Ireland and Russia will sign a declaration on a partnership for modernization Monday as Irish Deputy Prime Minister Eamon Gilmore visits Moscow with an eye on easing visa rules for Russian businesspeople and working more closely with Skolkovo.
Gilmore, who also serves as foreign minister, is to sign the deal, based on a partnership agreed upon between Russia and the European Union last year, with Foreign Minister Sergei Lavrov at noon Monday.
"It will commit both countries to work together to modernize how we work in agriculture, industry, public services, and across a whole range of economic and social areas," Gilmore said in an interview late Sunday.
Gilmore on Monday will also co-chair with Deputy Transportation Minister Valery Okulov a joint economic commission between Ireland and Russia, a grouping that some in the Irish business community said has been neglected in recent years.
"The main result that I would hope to get [out of Gilmore's visit] is that the joint economic commission will get back to working in a productive fashion," said Constantin Gurdgiev, chairman of the Ireland Russia Business Association and co-author of a report submitted to Gilmore late last month on how Ireland could expand economic ties with Russia.
At the top of its list of recommendations, the report urged Gilmore to strive for eased visa requirements.
"We are easing visa restrictions," Gilmore said in the interview, speaking in the living room of the Irish ambassador's residence. "We have recently made changes in our visa arrangements whereby Russian citizens who secure a visa to visit the United Kingdom can use that visit to continue their travel to Ireland. We are doing that on a pilot basis, and we hope to be able to extend and to continue that."
He said Ireland was also reviewing its visa arrangements with a view to making it easier for Russian citizens and citizens of other countries who want to do business in Ireland to secure visas.
"We are actively working on new, improved visa arrangements.
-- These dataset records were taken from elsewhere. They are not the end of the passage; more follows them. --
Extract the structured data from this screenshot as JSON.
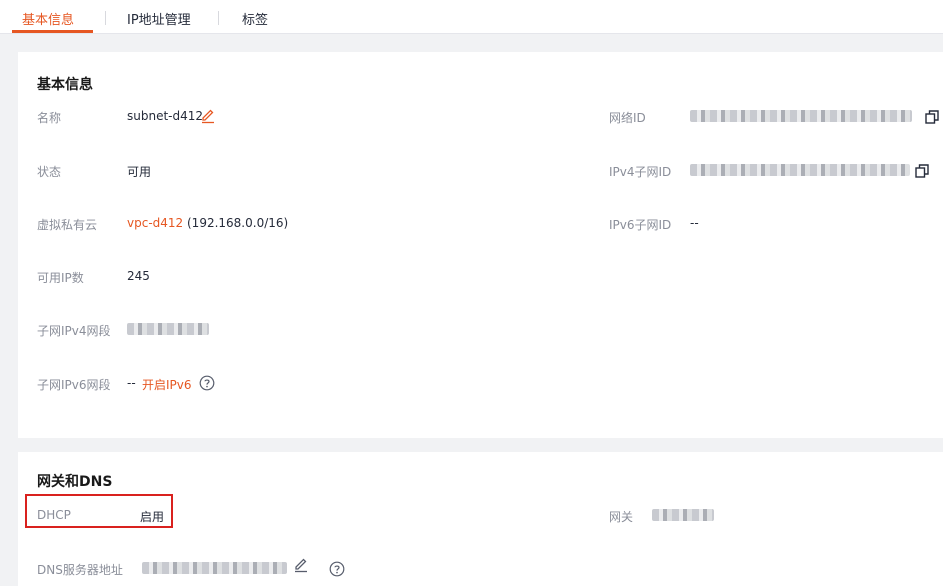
{
  "tabs": [
    "基本信息",
    "IP地址管理",
    "标签"
  ],
  "basic": {
    "title": "基本信息",
    "name_label": "名称",
    "name_value": "subnet-d412",
    "status_label": "状态",
    "status_value": "可用",
    "vpc_label": "虚拟私有云",
    "vpc_link": "vpc-d412",
    "vpc_cidr": "(192.168.0.0/16)",
    "available_ip_label": "可用IP数",
    "available_ip_value": "245",
    "ipv4_cidr_label": "子网IPv4网段",
    "ipv6_cidr_label": "子网IPv6网段",
    "ipv6_cidr_value": "--",
    "enable_ipv6_link": "开启IPv6",
    "network_id_label": "网络ID",
    "ipv4_subnet_id_label": "IPv4子网ID",
    "ipv6_subnet_id_label": "IPv6子网ID",
    "ipv6_subnet_id_value": "--"
  },
  "gateway": {
    "title": "网关和DNS",
    "dhcp_label": "DHCP",
    "dhcp_value": "启用",
    "gateway_label": "网关",
    "dns_label": "DNS服务器地址"
  },
  "colors": {
    "accent": "#e65722",
    "highlight": "#d9211e"
  },
  "icons": [
    "edit-icon",
    "copy-icon",
    "help-icon"
  ]
}
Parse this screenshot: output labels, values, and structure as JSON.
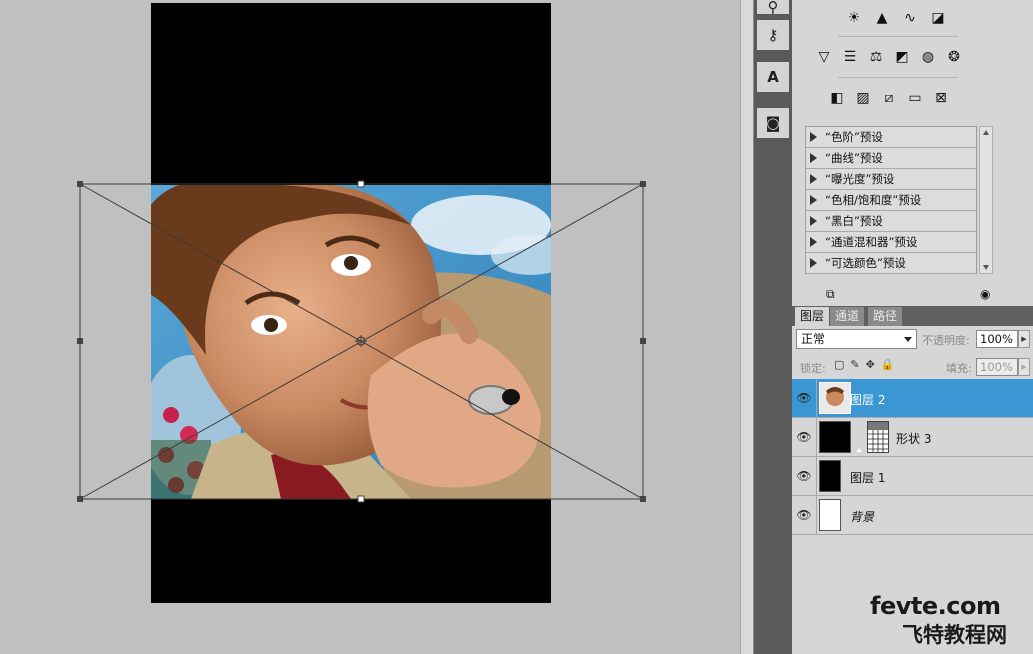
{
  "adjustments": {
    "row1_icons": [
      "brightness-icon",
      "levels-icon",
      "curves-icon",
      "exposure-icon"
    ],
    "row2_icons": [
      "vibrance-icon",
      "hue-saturation-icon",
      "color-balance-icon",
      "black-white-icon",
      "photo-filter-icon",
      "channel-mixer-icon"
    ],
    "row3_icons": [
      "invert-icon",
      "posterize-icon",
      "threshold-icon",
      "gradient-map-icon",
      "selective-color-icon"
    ],
    "presets": [
      "“色阶”预设",
      "“曲线”预设",
      "“曝光度”预设",
      "“色相/饱和度”预设",
      "“黑白”预设",
      "“通道混和器”预设",
      "“可选颜色”预设"
    ]
  },
  "layers_panel": {
    "tabs": [
      "图层",
      "通道",
      "路径"
    ],
    "blend_mode": "正常",
    "opacity_label": "不透明度:",
    "opacity_value": "100%",
    "lock_label": "锁定:",
    "fill_label": "填充:",
    "fill_value": "100%",
    "layers": [
      {
        "name": "图层 2",
        "selected": true
      },
      {
        "name": "形状 3",
        "selected": false
      },
      {
        "name": "图层 1",
        "selected": false
      },
      {
        "name": "背景",
        "selected": false
      }
    ]
  },
  "watermark": {
    "line1": "fevte.com",
    "line2": "飞特教程网"
  },
  "colors": {
    "selection": "#3a97d4",
    "panel_bg": "#d6d6d6",
    "canvas_bg": "#c0c0c0"
  }
}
Our Justice Department, which is responsible for our visa regime, will be putting proposals to the government in the near future about new visa arrangements," he said.
Gilmore said he expected the joint economic commission on Monday to pinpoint areas where the two countries could boost trade, which he said reached 2 billion euros ($2.76 billion) last year and is expected to grow more this year.
Gilmore also will meet with the leaders of Irish companies working in Russia — he said there are about 200 — and launch the "Education in Ireland" brand, a government campaign to attract Russian students by marketing Ireland's reputation as a friendly, safe country.
Gurdgiev praised Gilmore's trip as a harbinger of better relations, noting that it was coming at a time when Ireland's economy has been battered by the EU financial crisis. Dublin on Friday unveiled 12.4 billion euros in austerity measures over the next four years, Reuters reported.
"The fact that the deputy prime minister is traveling to Russia and the [joint economic] commission is meeting is very positive because the priority now is domestic, but we are traveling to Russia," Gurdgiev said.